Les xylogravures de la série « Coupé, oublié, enchanté » de Hugues Seguda évoquent poétiquement, délicatement, modestement notre paradoxale capacité à nous illusionner comme des charmeurs de serpents. Sans vergogne, nous nous approprions et anéantissons la beauté et la respiration que la vie nous offre, arbres, forêts, nature, puis sournoisement nous refoulons, oublions. Pour combler le vide et dissimuler que nous sommes des porteurs de mort, nous investissons des espaces qui, eux, ont le droit d’être vivants. Nous nous extasions alors de la beauté, de tel feuillage et de telle lumière à l’intérieur des grilles d’un parc. Là où les peurs peuvent être contenues, celles du vivant, du débordement, de la sauvagerie, de l’envahissement.

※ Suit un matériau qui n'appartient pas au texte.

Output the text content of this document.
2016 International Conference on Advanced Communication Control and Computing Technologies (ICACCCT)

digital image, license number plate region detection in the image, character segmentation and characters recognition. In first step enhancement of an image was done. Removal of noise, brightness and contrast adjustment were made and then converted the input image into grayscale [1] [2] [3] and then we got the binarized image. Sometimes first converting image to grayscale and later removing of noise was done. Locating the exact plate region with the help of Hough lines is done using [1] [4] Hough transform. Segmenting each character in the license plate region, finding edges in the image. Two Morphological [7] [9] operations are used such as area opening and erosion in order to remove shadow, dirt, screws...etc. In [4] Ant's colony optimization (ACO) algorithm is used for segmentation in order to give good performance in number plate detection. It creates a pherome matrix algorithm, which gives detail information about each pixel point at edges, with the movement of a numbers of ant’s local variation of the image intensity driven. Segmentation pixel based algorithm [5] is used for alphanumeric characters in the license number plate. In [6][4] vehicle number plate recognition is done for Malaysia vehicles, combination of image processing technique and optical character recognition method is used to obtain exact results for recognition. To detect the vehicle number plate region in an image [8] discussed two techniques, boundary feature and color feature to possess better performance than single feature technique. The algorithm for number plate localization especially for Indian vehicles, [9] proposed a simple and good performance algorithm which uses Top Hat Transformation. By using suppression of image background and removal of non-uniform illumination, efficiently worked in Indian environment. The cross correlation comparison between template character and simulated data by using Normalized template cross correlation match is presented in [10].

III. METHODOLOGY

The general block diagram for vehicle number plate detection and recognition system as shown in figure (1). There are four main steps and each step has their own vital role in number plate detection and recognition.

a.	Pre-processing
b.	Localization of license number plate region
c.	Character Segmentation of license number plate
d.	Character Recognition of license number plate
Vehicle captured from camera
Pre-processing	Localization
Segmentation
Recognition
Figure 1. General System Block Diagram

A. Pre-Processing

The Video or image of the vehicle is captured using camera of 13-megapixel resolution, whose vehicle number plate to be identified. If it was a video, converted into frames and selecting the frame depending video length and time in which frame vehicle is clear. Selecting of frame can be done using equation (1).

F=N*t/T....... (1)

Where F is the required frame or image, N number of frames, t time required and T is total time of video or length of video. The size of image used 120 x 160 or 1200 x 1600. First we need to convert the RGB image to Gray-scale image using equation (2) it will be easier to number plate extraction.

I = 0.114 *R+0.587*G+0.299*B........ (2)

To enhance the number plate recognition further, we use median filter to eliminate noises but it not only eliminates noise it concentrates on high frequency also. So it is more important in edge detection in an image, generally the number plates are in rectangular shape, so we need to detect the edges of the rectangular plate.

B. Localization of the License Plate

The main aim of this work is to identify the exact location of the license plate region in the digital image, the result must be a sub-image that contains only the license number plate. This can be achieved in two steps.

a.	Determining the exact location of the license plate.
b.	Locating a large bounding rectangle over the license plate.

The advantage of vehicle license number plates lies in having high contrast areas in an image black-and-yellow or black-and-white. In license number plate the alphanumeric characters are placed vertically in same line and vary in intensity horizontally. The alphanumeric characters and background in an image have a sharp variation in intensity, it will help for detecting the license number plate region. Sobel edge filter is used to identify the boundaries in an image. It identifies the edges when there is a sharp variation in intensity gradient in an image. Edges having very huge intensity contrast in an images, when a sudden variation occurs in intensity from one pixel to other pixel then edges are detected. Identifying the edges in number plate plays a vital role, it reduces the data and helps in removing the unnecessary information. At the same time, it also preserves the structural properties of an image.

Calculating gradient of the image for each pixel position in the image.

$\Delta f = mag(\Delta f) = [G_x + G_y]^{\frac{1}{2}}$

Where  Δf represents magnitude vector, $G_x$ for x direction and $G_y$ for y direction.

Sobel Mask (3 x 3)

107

Mais la souche demeure lorsque l’arbre a été coupé et renaîtra de ses cendres tel un Phénix avec ses rejets, en accueillant champignons et insectes et nourrira la terre de son humus. Normalement, depuis Colbert, le droit français impose de laisser les souches en place pour que se regénère la forêt. Que dire alors des coupes rases et de leur destruction dans certains pays pour produire du biocarburant ?

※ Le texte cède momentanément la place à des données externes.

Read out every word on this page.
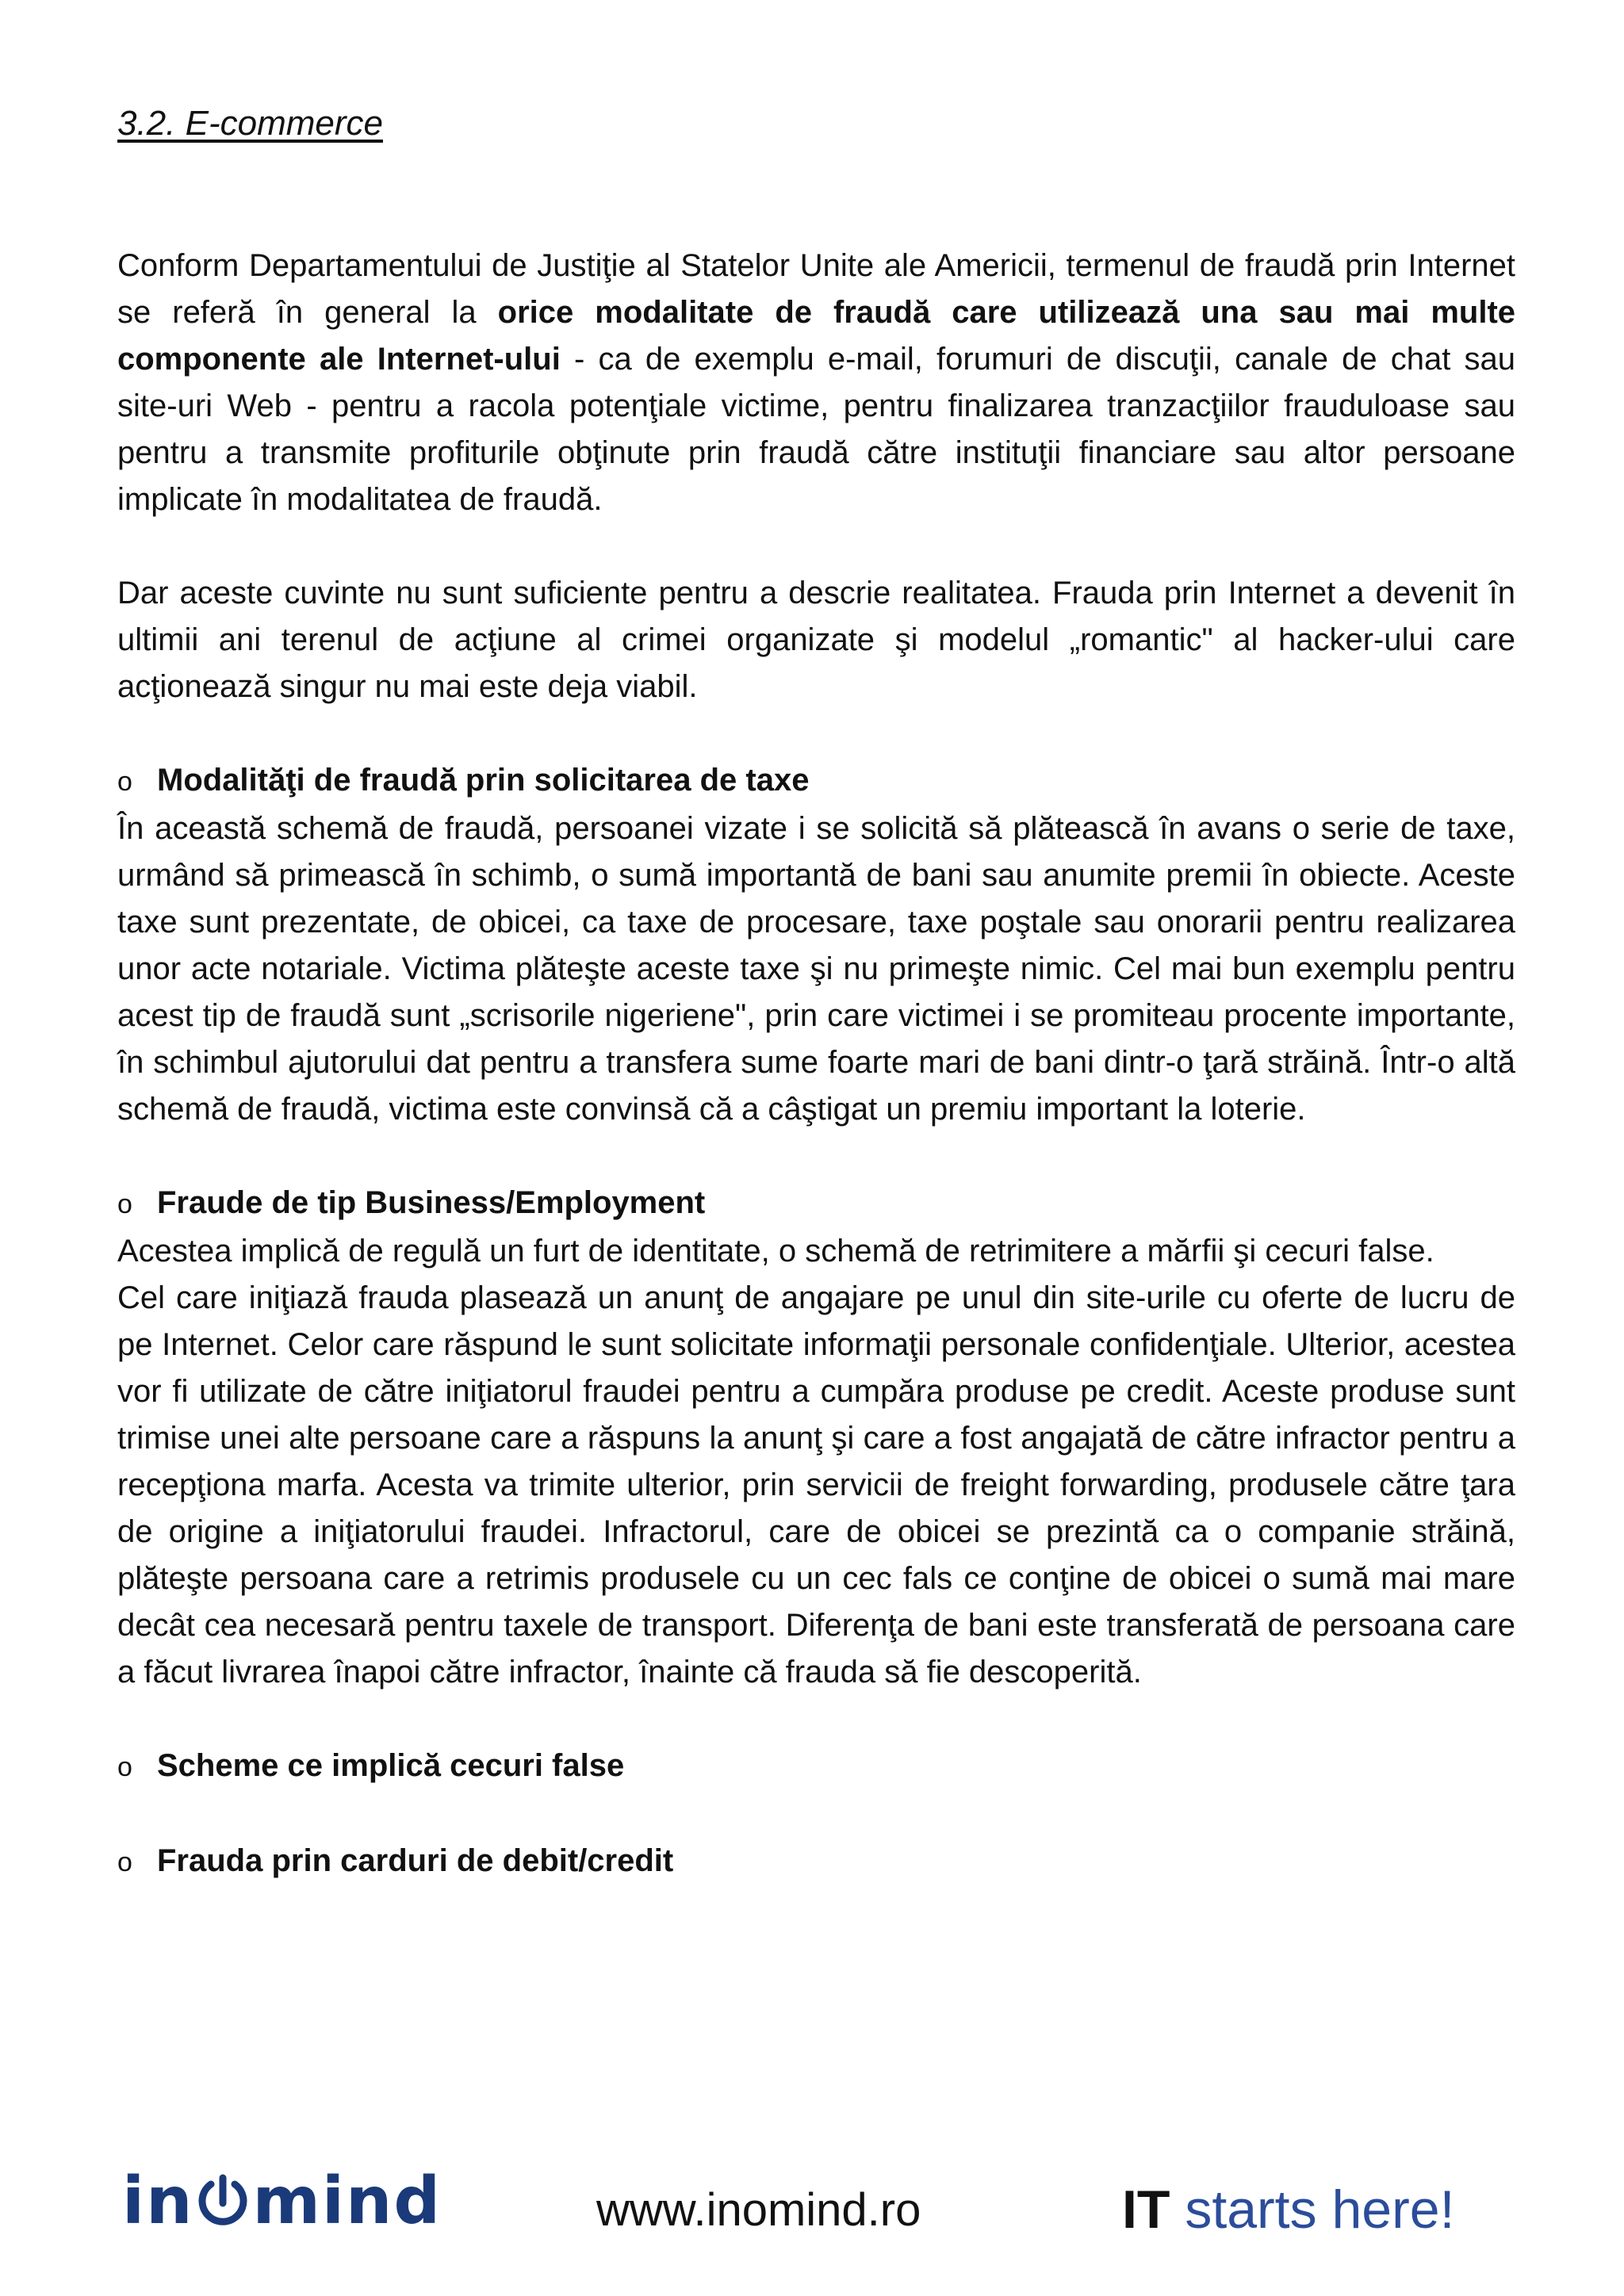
3.2. E-commerce

Conform Departamentului de Justiţie al Statelor Unite ale Americii, termenul de fraudă prin Internet se referă în general la orice modalitate de fraudă care utilizează una sau mai multe componente ale Internet-ului - ca de exemplu e-mail, forumuri de discuţii, canale de chat sau site-uri Web - pentru a racola potenţiale victime, pentru finalizarea tranzacţiilor frauduloase sau pentru a transmite profiturile obţinute prin fraudă către instituţii financiare sau altor persoane implicate în modalitatea de fraudă.

Dar aceste cuvinte nu sunt suficiente pentru a descrie realitatea. Frauda prin Internet a devenit în ultimii ani terenul de acţiune al crimei organizate şi modelul „romantic" al hacker-ului care acţionează singur nu mai este deja viabil.

o Modalităţi de fraudă prin solicitarea de taxe

În această schemă de fraudă, persoanei vizate i se solicită să plătească în avans o serie de taxe, urmând să primească în schimb, o sumă importantă de bani sau anumite premii în obiecte. Aceste taxe sunt prezentate, de obicei, ca taxe de procesare, taxe poştale sau onorarii pentru realizarea unor acte notariale. Victima plăteşte aceste taxe şi nu primeşte nimic. Cel mai bun exemplu pentru acest tip de fraudă sunt „scrisorile nigeriene", prin care victimei i se promiteau procente importante, în schimbul ajutorului dat pentru a transfera sume foarte mari de bani dintr-o ţară străină. Într-o altă schemă de fraudă, victima este convinsă că a câştigat un premiu important la loterie.

o Fraude de tip Business/Employment

Acestea implică de regulă un furt de identitate, o schemă de retrimitere a mărfii şi cecuri false.

Cel care iniţiază frauda plasează un anunţ de angajare pe unul din site-urile cu oferte de lucru de pe Internet. Celor care răspund le sunt solicitate informaţii personale confidenţiale. Ulterior, acestea vor fi utilizate de către iniţiatorul fraudei pentru a cumpăra produse pe credit. Aceste produse sunt trimise unei alte persoane care a răspuns la anunţ şi care a fost angajată de către infractor pentru a recepţiona marfa. Acesta va trimite ulterior, prin servicii de freight forwarding, produsele către ţara de origine a iniţiatorului fraudei. Infractorul, care de obicei se prezintă ca o companie străină, plăteşte persoana care a retrimis produsele cu un cec fals ce conţine de obicei o sumă mai mare decât cea necesară pentru taxele de transport. Diferenţa de bani este transferată de persoana care a făcut livrarea înapoi către infractor, înainte că frauda să fie descoperită.

o Scheme ce implică cecuri false
o Frauda prin carduri de debit/credit
in mind	www.inomind.ro	IT starts here!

Elle est la source de la prochaine vie, de la lignée, des racines n’en déplaise à notre avidité incontrôlée, incontrôlable. La décomposition, la métamorphose demandent du temps, elles sont souterraines, sous-jacentes, mais elles sont. Que nous voulions l’oublier ou non. Et vient le temps de la renaissance, de l’enchantement, le cycle et les couleurs de la vie qui nous émerveillent.